住職レター H24年9月号

 『暑さ寒さも彼岸まで』の諺どおりに猛暑もやわらぎ、朝夕は涼風を感じるようになりました。
 9月に入り、本堂の北側の廊下の張り替えと土壁塗りの工事を檀家でもある大工と左官のご兄弟の手により済ませました。雨風の入ってくる吹きさらしの暗い廊下も強風でポロポロ落ちてきていた土壁も、新しいサッシの入った快適で明るい廊下に生まれ変わりました。
 それに引き続いて南側の大規模な修繕工事が始まりました。本堂の南の入口は傾斜がひどく、ビー玉を置くと転がるような有様でした。その上、床も歩くたびにグラグラしていて気になっていました。
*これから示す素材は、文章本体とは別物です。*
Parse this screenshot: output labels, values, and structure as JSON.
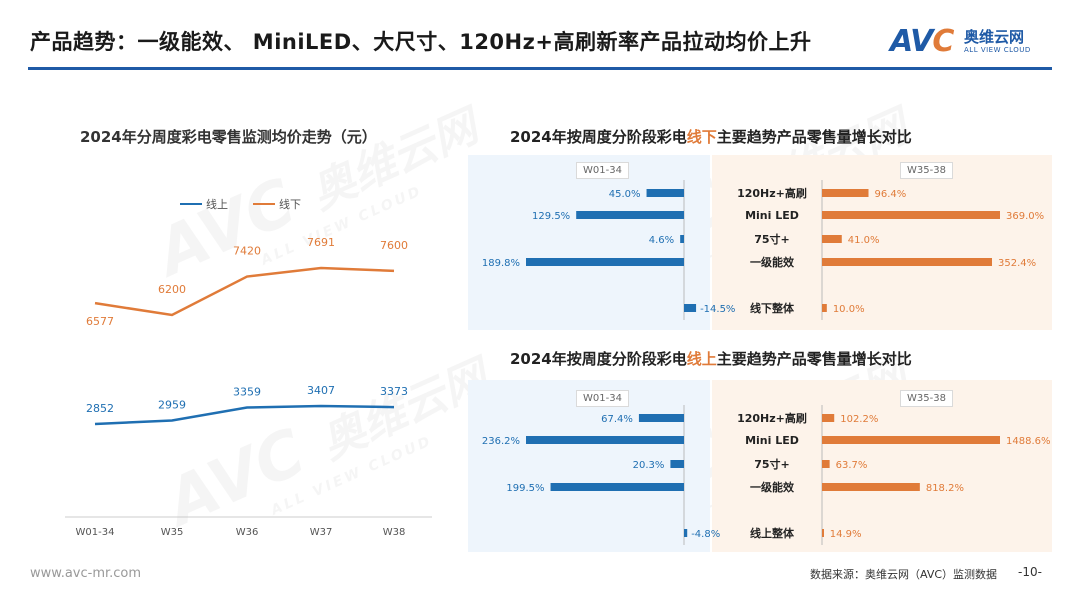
{
  "header": {
    "title": "产品趋势：一级能效、 MiniLED、大尺寸、120Hz+高刷新率产品拉动均价上升",
    "logo_mark": "AVC",
    "logo_cn": "奥维云网",
    "logo_en": "ALL VIEW CLOUD"
  },
  "colors": {
    "online": "#1f6fb2",
    "offline": "#e07b39",
    "accent": "#1f5aa6"
  },
  "left_chart": {
    "title": "2024年分周度彩电零售监测均价走势（元）",
    "legend": {
      "online": "线上",
      "offline": "线下"
    }
  },
  "offline_panel": {
    "title_pre": "2024年按周度分阶段彩电",
    "title_hl": "线下",
    "title_post": "主要趋势产品零售量增长对比",
    "tag_left": "W01-34",
    "tag_right": "W35-38"
  },
  "online_panel": {
    "title_pre": "2024年按周度分阶段彩电",
    "title_hl": "线上",
    "title_post": "主要趋势产品零售量增长对比",
    "tag_left": "W01-34",
    "tag_right": "W35-38"
  },
  "chart_data": [
    {
      "type": "line",
      "title": "2024年分周度彩电零售监测均价走势（元）",
      "categories": [
        "W01-34",
        "W35",
        "W36",
        "W37",
        "W38"
      ],
      "series": [
        {
          "name": "线下",
          "values": [
            6577,
            6200,
            7420,
            7691,
            7600
          ]
        },
        {
          "name": "线上",
          "values": [
            2852,
            2959,
            3359,
            3407,
            3373
          ]
        }
      ],
      "legend_position": "top"
    },
    {
      "type": "bar",
      "title": "2024年按周度分阶段彩电线下主要趋势产品零售量增长对比",
      "categories": [
        "120Hz+高刷",
        "Mini LED",
        "75寸+",
        "一级能效",
        "线下整体"
      ],
      "series": [
        {
          "name": "W01-34",
          "values": [
            45.0,
            129.5,
            4.6,
            189.8,
            -14.5
          ]
        },
        {
          "name": "W35-38",
          "values": [
            96.4,
            369.0,
            41.0,
            352.4,
            10.0
          ]
        }
      ],
      "labels_left": [
        "45.0%",
        "129.5%",
        "4.6%",
        "189.8%",
        "-14.5%"
      ],
      "labels_right": [
        "96.4%",
        "369.0%",
        "41.0%",
        "352.4%",
        "10.0%"
      ]
    },
    {
      "type": "bar",
      "title": "2024年按周度分阶段彩电线上主要趋势产品零售量增长对比",
      "categories": [
        "120Hz+高刷",
        "Mini LED",
        "75寸+",
        "一级能效",
        "线上整体"
      ],
      "series": [
        {
          "name": "W01-34",
          "values": [
            67.4,
            236.2,
            20.3,
            199.5,
            -4.8
          ]
        },
        {
          "name": "W35-38",
          "values": [
            102.2,
            1488.6,
            63.7,
            818.2,
            14.9
          ]
        }
      ],
      "labels_left": [
        "67.4%",
        "236.2%",
        "20.3%",
        "199.5%",
        "-4.8%"
      ],
      "labels_right": [
        "102.2%",
        "1488.6%",
        "63.7%",
        "818.2%",
        "14.9%"
      ]
    }
  ],
  "footer": {
    "url": "www.avc-mr.com",
    "source": "数据来源：奥维云网（AVC）监测数据",
    "page": "-10-"
  }
}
このままでは、屋根の重みに耐えきれないだろうと、この度、護寺会のご尽力で修繕工事が行われることになったのです。
 考えてみれば築200年も超える木造建築です。人間と同じで老朽化すればガタもくるというものです。悪い箇所は外科手術も必要ですし、日々のメンテナンスも大切です。
 私たちが住まわせていただいている庫裏は十余年前にリフォームしていますが、建て直しではなく、古民家再生という方法を選びました。今は亡き母の希望で、まだ使える建具は徹底的に使っていますので、風呂の引き戸は、昔ながらのガラスの引き戸をペンキで塗ったものだったり、柱には兄の友人が書いた古い落書きがそのままだったりしますが、それはそれで味わいがあって楽しいものです。黒々とした柱や太い梁は趣がありますし、ここに暮らした先祖や歴住方の歴史を感じることができます。高い天井は掃除がしにくいし、時々ススがふってきたりするのもご愛嬌かなと思いながら日々暮らしております。